My heart moves. Thump, thump, thump. I open my eyes to the sun that peeks through my blinds. I shake off the cobwebs that seem to encompass my sleeping brain. It’s all I can do to move my weak limbs out of the bed. Finally my feet hit the ground, not fully, but just enough to grab my bible and climb back into bed.
As I raise the blinds, I feel this odd sense of déjà vu. As my eyes catch sight of Philadelphia, this silly smile comes across my face. What is this?
I’m smiling. I’m smiling again. I’m smiling again when I’m alone. It is enough to bring tears to my eyes. My heart is full and happy. Even in my loneliness I am happy. All I can do is rejoice to the one who all my joy comes from. As I close my eyes to pray, my heart sings songs of unbounded praise.
I’m feeling. I’m alone and I’m feeling.

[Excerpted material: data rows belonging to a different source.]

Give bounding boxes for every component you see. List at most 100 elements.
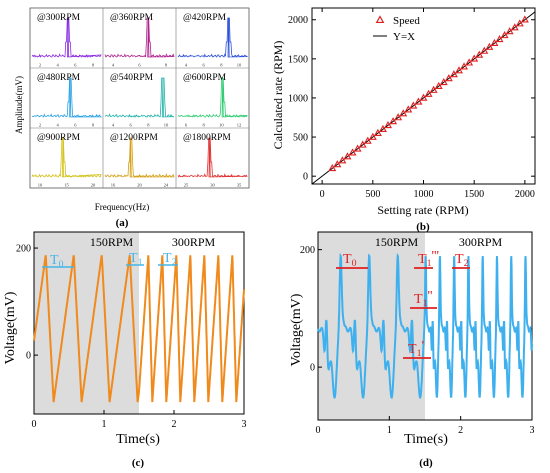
speed-point xyxy=(363,136,372,144)
y-tick-label: 0 xyxy=(303,172,308,183)
x-tick-label: 3 xyxy=(530,425,535,436)
subplot-label: @420RPM xyxy=(183,13,227,23)
subplot-label: @600RPM xyxy=(183,73,227,83)
speed-point xyxy=(485,42,494,50)
subplot-label: @360RPM xyxy=(110,13,154,23)
subplot-tick: 6 xyxy=(185,123,188,128)
speed-point xyxy=(378,124,387,133)
spectrum-line xyxy=(31,137,102,178)
subplot-tick: 10 xyxy=(219,123,224,128)
speed-point xyxy=(449,70,458,78)
plot-frame xyxy=(317,231,533,421)
subplot-tick: 6 xyxy=(138,63,141,68)
subplot-tick: 8 xyxy=(165,63,168,68)
speed-point xyxy=(348,148,357,156)
subplot-tick: 10 xyxy=(38,183,43,188)
speed-point xyxy=(384,121,393,129)
x-tick-label: 2 xyxy=(458,425,463,436)
region-label-after: 300RPM xyxy=(172,235,216,249)
subplot-label: @1800RPM xyxy=(183,133,231,143)
subplot-tick: 8 xyxy=(203,123,206,128)
voltage-line xyxy=(33,255,245,403)
period-label: T2 xyxy=(163,251,177,268)
subplot-tick: 12 xyxy=(237,123,242,128)
speed-point xyxy=(460,62,469,70)
speed-point xyxy=(404,105,413,113)
region-label-before: 150RPM xyxy=(375,235,419,249)
subplot-tick: 6 xyxy=(130,123,133,128)
speed-point xyxy=(343,152,352,160)
y-tick-label: 2000 xyxy=(288,15,308,26)
x-tick-label: 1 xyxy=(387,425,392,436)
speed-point xyxy=(353,144,362,152)
period-label: T2 xyxy=(455,252,469,269)
period-label: T0 xyxy=(343,252,357,269)
period-label: T1''' xyxy=(418,249,439,269)
panel-d-voltage: 0 1 2 3 0 200 150RPM 300RPM T0 T1''' T1'' T1' T2 xyxy=(300,231,535,436)
subplot-label: @540RPM xyxy=(110,73,154,83)
speed-point xyxy=(515,19,524,27)
speed-point xyxy=(328,164,337,172)
panel-a-frame xyxy=(29,7,250,189)
panel-c-xlabel: Time(s) xyxy=(116,432,160,447)
subplot-tick: 10 xyxy=(164,123,169,128)
speed-point xyxy=(500,31,509,39)
x-tick-label: 0 xyxy=(32,419,37,430)
x-tick-label: 1000 xyxy=(414,189,434,200)
y-tick-label: 200 xyxy=(16,244,31,255)
subplot-tick: 25 xyxy=(184,183,189,188)
subplot-tick: 30 xyxy=(210,183,215,188)
shaded-region xyxy=(34,232,139,414)
speed-point xyxy=(389,117,398,125)
subplot-tick: 4 xyxy=(185,63,188,68)
x-tick-label: 2000 xyxy=(515,189,535,200)
subplot-tick: 24 xyxy=(164,183,169,188)
subplot-tick: 8 xyxy=(92,123,95,128)
spectrum-line xyxy=(177,137,248,178)
subplot-tick: 6 xyxy=(74,63,77,68)
speed-point xyxy=(368,132,377,140)
voltage-line xyxy=(317,252,533,399)
subplot-tick: 8 xyxy=(220,63,223,68)
subplot-tick: 20 xyxy=(137,183,142,188)
panel-d-ylabel: Voltage(mV) xyxy=(289,293,304,366)
subplot-tick: 2 xyxy=(39,63,41,68)
speed-point xyxy=(424,89,433,97)
period-label: T1 xyxy=(129,251,143,268)
speed-point xyxy=(475,50,484,58)
speed-point xyxy=(358,140,367,148)
x-tick-label: 500 xyxy=(365,189,380,200)
subplot-tick: 10 xyxy=(237,63,242,68)
speed-point xyxy=(434,81,443,90)
x-tick-label: 0 xyxy=(320,189,325,200)
speed-point xyxy=(373,128,382,136)
speed-point xyxy=(454,66,463,74)
region-label-before: 150RPM xyxy=(90,235,134,249)
period-label: T0 xyxy=(50,253,64,270)
speed-point xyxy=(444,74,453,82)
y-tick-label: 1500 xyxy=(288,54,308,65)
speed-point xyxy=(333,160,342,168)
spectrum-line xyxy=(104,17,175,59)
speed-point xyxy=(465,58,474,66)
spectrum-line xyxy=(104,137,175,178)
speed-point xyxy=(394,113,403,121)
panel-a-xlabel: Frequency(Hz) xyxy=(95,202,149,212)
spectrum-line xyxy=(104,77,175,118)
y-tick-label: 500 xyxy=(293,133,308,144)
subplot-label: @900RPM xyxy=(37,133,81,143)
plot-frame xyxy=(33,231,245,415)
speed-point xyxy=(399,109,408,117)
panel-c-label: (c) xyxy=(132,457,145,469)
subplot-label: @300RPM xyxy=(37,13,81,23)
legend-label-speed: Speed xyxy=(393,15,420,27)
subplot-label: @1200RPM xyxy=(110,133,158,143)
spectrum-line xyxy=(177,17,249,58)
subplot-tick: 4 xyxy=(57,123,60,128)
speed-point xyxy=(490,38,499,46)
subplot-tick: 15 xyxy=(64,183,69,188)
subplot-tick: 16 xyxy=(111,183,116,188)
panel-a-label: (a) xyxy=(116,217,129,229)
y-tick-label: 0 xyxy=(26,351,31,362)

And man it feels good.
“I will exalt you, Lord,
for you lifted me out of the depths
and did not let my enemies gloat over me.
Lord my God, I called to you for help,
and you healed me.
You, Lord, brought me up from the realm of the dead;
you spared me from going down to the pit.

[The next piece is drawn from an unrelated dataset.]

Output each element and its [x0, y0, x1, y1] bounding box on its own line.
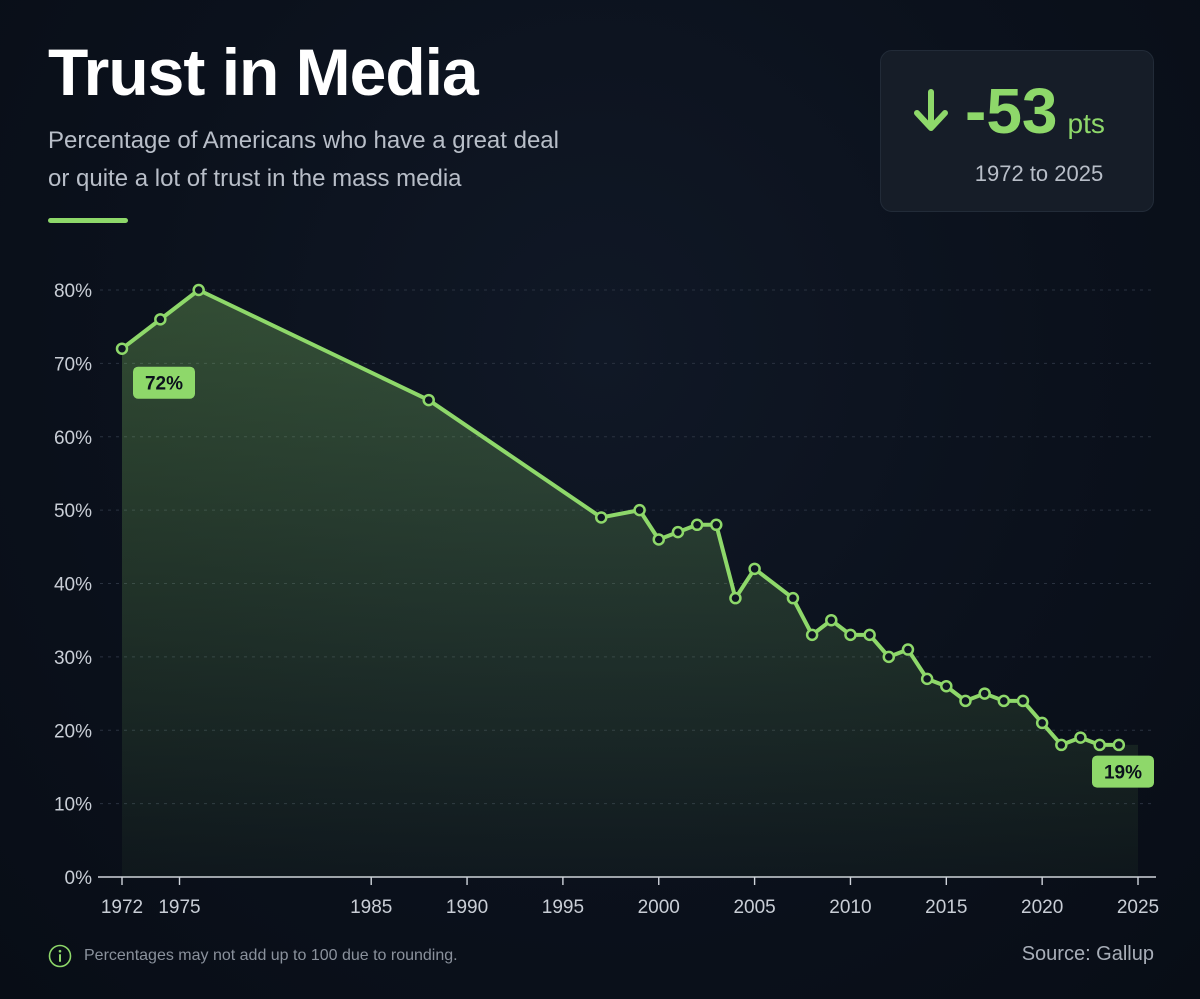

Sing the praises of the Lord, you his faithful people;
praise his holy name.
For his anger lasts only a moment,
but his favor lasts a lifetime;
weeping may stay for the night,
but rejoicing comes in the morning.
When I felt secure, I said,
“I will never be shaken.”
Lord, when you favored me,
you made my royal mountain stand firm;
but when you hid your face,
I was dismayed.
To you, Lord, I called;
to the Lord I cried for mercy:
“What is gained if I am silenced,
if I go down to the pit?
Will the dust praise you?
Will it proclaim your faithfulness?
Hear, Lord, and be merciful to me;
Lord, be my help.”
You turned my wailing into dancing;
you removed my sackcloth and clothed me with joy,
that my heart may sing your praises and not be silent.
Lord my God, I will praise you forever.”